The day before, he’d visited old friends in the Channel 3 newsroom. “It was so interesting being back there,” he said. “Everyone kept saying to me, ‘You look so light. There’s a sparkle of life back in your eyes.’”

Restoring that sparkle had taken some time. Largely ignored by his wealthy parents, Lee had turned to sex with strangers as a teenager. Drugs and circuit parties became the hackneyed backdrop to a success story that included news anchor positions in Boston and Atlanta. Mascara Boy keeps Lee’s career in the shadows, focusing instead on bath houses and steroid addiction. In one especially harrowing chapter, he details his time as a “bugchaser” — someone who’s HIV-negative but attempting to seroconvert by having sex with men who are HIV-positive.

Recovery programs helped him clean up his act. Now, he said, he gets to really be Brandon Lee: “the most authentic version of myself I’ve ever been. What you see now is what you get. I’m not a liar or an addict or a manipulator. This is me, and these are my scars.”

Lee planned to continue his self-help podcast. Book promotions were going to be a thing for a while. And he’d told his agent to find him another newscasting job. That might be a challenge, he admitted. His Mascara Boy revelations and the tattoos that cover most of his arms and torso might frighten news directors who are otherwise impressed with Lee’s Emmy award and years of experience anchoring the news.

“There’s a true stigma, a scarlet letter on people who have addiction in their past,” he explained. “Also for people with as much ink as I have. People doing the hiring might think of us as a troubled lot. That we’re dangerous. I still have to deal with the repercussions. But if someone doesn’t want to hire me because of my tattoos and because of my past, I get it. I don’t want to work for those people, anyway.”

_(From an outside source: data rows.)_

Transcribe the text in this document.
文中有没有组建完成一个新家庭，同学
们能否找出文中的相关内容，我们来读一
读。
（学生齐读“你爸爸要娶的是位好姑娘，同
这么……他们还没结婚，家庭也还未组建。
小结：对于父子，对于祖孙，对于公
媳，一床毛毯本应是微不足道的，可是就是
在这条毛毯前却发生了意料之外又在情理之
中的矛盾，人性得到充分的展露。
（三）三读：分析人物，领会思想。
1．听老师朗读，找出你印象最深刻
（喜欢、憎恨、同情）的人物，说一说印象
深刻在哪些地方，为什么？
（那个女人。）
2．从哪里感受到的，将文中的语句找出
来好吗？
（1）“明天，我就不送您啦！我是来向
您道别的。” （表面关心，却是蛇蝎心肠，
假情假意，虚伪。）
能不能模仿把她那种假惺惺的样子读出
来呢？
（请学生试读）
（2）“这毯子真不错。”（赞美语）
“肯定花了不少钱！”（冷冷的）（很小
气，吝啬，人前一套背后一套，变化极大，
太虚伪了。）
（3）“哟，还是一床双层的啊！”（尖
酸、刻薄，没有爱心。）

Lee thinks his tattoos are beautiful. “It’s angels on one side battling demons on the other,” he said of the illustrations that cover his side, chest, and back. “I wasn’t comfortable in my skin, so I created new skin. It was a cry from my inner demons, who were trying to leak out for the world to see.”

But if there were a lotion he could spread on his body to remove the tattoos, he would. “I got the tattoos in the depths of my addiction, because I was so uncomfortable with being gay. I wanted to project a tougher image. I wanted to look like a tough guy, masculine, to keep people at a distance. When I look at my tattoos now, I see the trauma of my life. I also see the growth. I see a place I used to be.”

That place was populated by friends and family who don’t appear especially heroic in Mascara Boy. Lee wasn’t worried about their response.

“I don’t think any of them care enough about me to read it,” he said. “If they had, they wouldn’t have treated me so badly. My mom never once called me on my AA birthday to say congratulations. She never called once to check in after I told her I had been on my deathbed from drug abuse. What makes you think my mom is going to read this book?”

Everyone has skeletons in their closet, Lee believes. “But my closet is open and there’s not a damn bone in it. I shared everything in my book. There’s nothing left to come out about. It’s all moving forward from here.”